Thursday, May 28, 2009

Encouraging the Chinese to get into debt?

I thought we were going to be better world neighbors? We have the gall to go to our main lender and demand that they make changes to a society that actually saves for the future while our society keeps spending like the bill will never come due? This is rich.


WASHINGTON -- U.S. Treasury Secretary Timothy Geithner heads to Beijing this weekend to urge Chinese leaders to fundamentally alter the export-oriented economy that has created years of trans-Pacific trade tensions.
In meetings with Chinese President Hu Jintao and Premier Wen Jiabao, Mr.
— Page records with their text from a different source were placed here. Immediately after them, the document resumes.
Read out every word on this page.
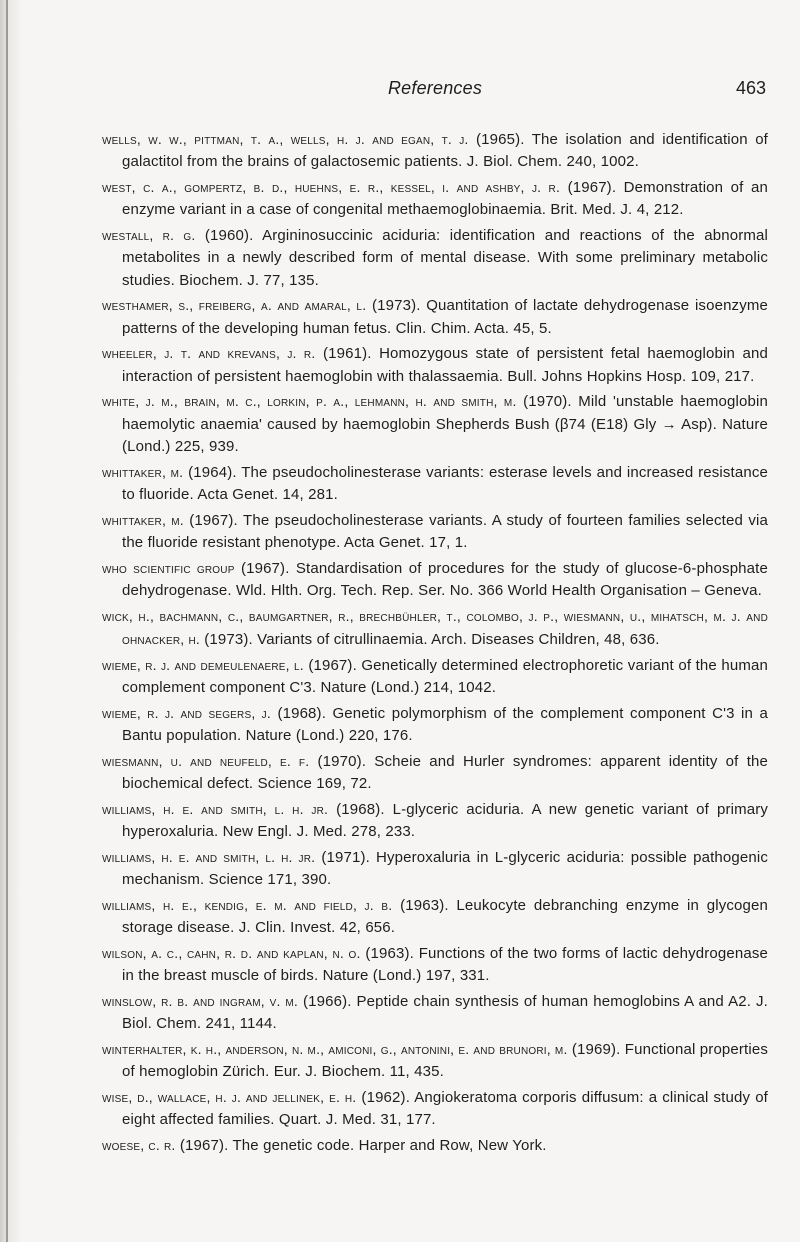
References	463

wells, w. w., pittman, t. a., wells, h. j. and egan, t. j. (1965). The isolation and identification of galactitol from the brains of galactosemic patients. J. Biol. Chem. 240, 1002.

west, c. a., gompertz, b. d., huehns, e. r., kessel, i. and ashby, j. r. (1967). Demonstration of an enzyme variant in a case of congenital methaemoglobinaemia. Brit. Med. J. 4, 212.

westall, r. g. (1960). Argininosuccinic aciduria: identification and reactions of the abnormal metabolites in a newly described form of mental disease. With some preliminary metabolic studies. Biochem. J. 77, 135.

westhamer, s., freiberg, a. and amaral, l. (1973). Quantitation of lactate dehydrogenase isoenzyme patterns of the developing human fetus. Clin. Chim. Acta. 45, 5.

wheeler, j. t. and krevans, j. r. (1961). Homozygous state of persistent fetal haemoglobin and interaction of persistent haemoglobin with thalassaemia. Bull. Johns Hopkins Hosp. 109, 217.

white, j. m., brain, m. c., lorkin, p. a., lehmann, h. and smith, m. (1970). Mild 'unstable haemoglobin haemolytic anaemia' caused by haemoglobin Shepherds Bush (β74 (E18) Gly → Asp). Nature (Lond.) 225, 939.

whittaker, m. (1964). The pseudocholinesterase variants: esterase levels and increased resistance to fluoride. Acta Genet. 14, 281.

whittaker, m. (1967). The pseudocholinesterase variants. A study of fourteen families selected via the fluoride resistant phenotype. Acta Genet. 17, 1.

who scientific group (1967). Standardisation of procedures for the study of glucose-6-phosphate dehydrogenase. Wld. Hlth. Org. Tech. Rep. Ser. No. 366 World Health Organisation – Geneva.

wick, h., bachmann, c., baumgartner, r., brechbühler, t., colombo, j. p., wiesmann, u., mihatsch, m. j. and ohnacker, h. (1973). Variants of citrullinaemia. Arch. Diseases Children, 48, 636.

wieme, r. j. and demeulenaere, l. (1967). Genetically determined electrophoretic variant of the human complement component C'3. Nature (Lond.) 214, 1042.

wieme, r. j. and segers, j. (1968). Genetic polymorphism of the complement component C'3 in a Bantu population. Nature (Lond.) 220, 176.

wiesmann, u. and neufeld, e. f. (1970). Scheie and Hurler syndromes: apparent identity of the biochemical defect. Science 169, 72.

williams, h. e. and smith, l. h. jr. (1968). L-glyceric aciduria. A new genetic variant of primary hyperoxaluria. New Engl. J. Med. 278, 233.

williams, h. e. and smith, l. h. jr. (1971). Hyperoxaluria in L-glyceric aciduria: possible pathogenic mechanism. Science 171, 390.

williams, h. e., kendig, e. m. and field, j. b. (1963). Leukocyte debranching enzyme in glycogen storage disease. J. Clin. Invest. 42, 656.

wilson, a. c., cahn, r. d. and kaplan, n. o. (1963). Functions of the two forms of lactic dehydrogenase in the breast muscle of birds. Nature (Lond.) 197, 331.

winslow, r. b. and ingram, v. m. (1966). Peptide chain synthesis of human hemoglobins A and A2. J. Biol. Chem. 241, 1144.

winterhalter, k. h., anderson, n. m., amiconi, g., antonini, e. and brunori, m. (1969). Functional properties of hemoglobin Zürich. Eur. J. Biochem. 11, 435.

wise, d., wallace, h. j. and jellinek, e. h. (1962). Angiokeratoma corporis diffusum: a clinical study of eight affected families. Quart. J. Med. 31, 177.

woese, c. r. (1967). The genetic code. Harper and Row, New York.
Geithner is expected to reiterate U.S. support -- and gratitude -- for the giant stimulus package that China has implemented to combat the global recession.
But he is also planning to press Beijing to take drastic measures to turn China's economy into one that depends heavily on sales to domestic consumers and less on sales to the U.S. and other foreign markets, according to a senior Treasury Department official.
That means encouraging Beijing to offer more generous health-care, retirement, welfare, educational and other benefits in order to persuade the average Chinese citizen that spending now doesn't mean starving later.
"The efforts China could take would be efforts to strengthen the comfort that Chinese households have in spending, which largely involves reducing or addressing the reasons why they feel such a great need to save for precautionary purposes," said the senior Treasury official, who briefed reporters Thursday in advance of Mr. Geithner's departure on Saturday.
The message signals that Treasury is beginning to look beyond the current crisis toward preventing a return to ever-mounting trade deficits and the constant political tensions they generate between the U.S. and China.
The trip is Mr. Geithner's first to China as Treasury Secretary and an important step in resuming the dialogue pursued by his predecessor Henry Paulson.
The trip is intended to lay the groundwork for a broader Strategic and Economic Dialogue meeting in Washington this summer in which Mr. Geithner will lead the U.S. side of economic talks, while Secretary of State Hillary Clinton will head up the political and strategic discussions.
Mr. Geithner has been heartened by the fact that China's two-year, four trillion yuan package -- nearly $600 billion -- of government and corporate spending includes components to encourage a buying spree by Chinese consumers.
The government has compelled state-run banks to unleash a flood of credit, lending more in the first four months of this year than in all of 2008. And officials have announced a series of subsidies and other measures to encourage rural dwellers to splurge on such items as small-engine cars, home appliances and electronics.
"There is certainly discussion about the importance of shifting towards a more balanced, more domestic-demand source of growth for assuring Chinese growth in the future," the Treasury official said, noting that the Chinese have included that goal in their five-year plan.
That will also require, in the U.S. view, allowing China's currency to move more freely against the dollar. But Mr. Geithner is unlikely to hector Beijing about the yuan very much during this visit. The issue has long been a sensitive one, with U.S. manufacturers and their political allies accusing China of manipulating its currency to get an unfair edge in foreign trade.
Earlier this year during his confirmation process, Mr. Geithner labeled the country a currency manipulator, although the administration later backtracked and played down the comments.
The U.S., on a borrowing binge to restart the economy, needs China to continue to purchase dollar assets. Yet Chinese officials have, in recent months, expressed concern that big U.S. budget deficits and the threat of inflation might eat away at the value of their dollar holdings.
So far, however, Beijing hasn't pulled back from investments in U.S. government securities, something the Obama administration wants to avoid. "The last thing Geithner wants to do right now is rock the boat," said Frank Vargo, vice president for international economic affairs at the National Association of Manufacturers.
Mr. Geithner is scheduled to arrive in Beijing on Sunday for meetings Monday and Tuesday.—Andrew Browne in Beijing and Jason Dean in Singapore contributed to this article.

2 comments:

LL said...

What a vain hope.

The Chinese will laugh at this clown.

One Ticked Chick said...

Just another example of the arrogance of the Obama administration. The U.S., which is in debt up to its eyeballs, is going to tell the Chinese, who own us, how to manage their economy? What a joke. The thought of another 3 1/2 years of this administration is so depressing.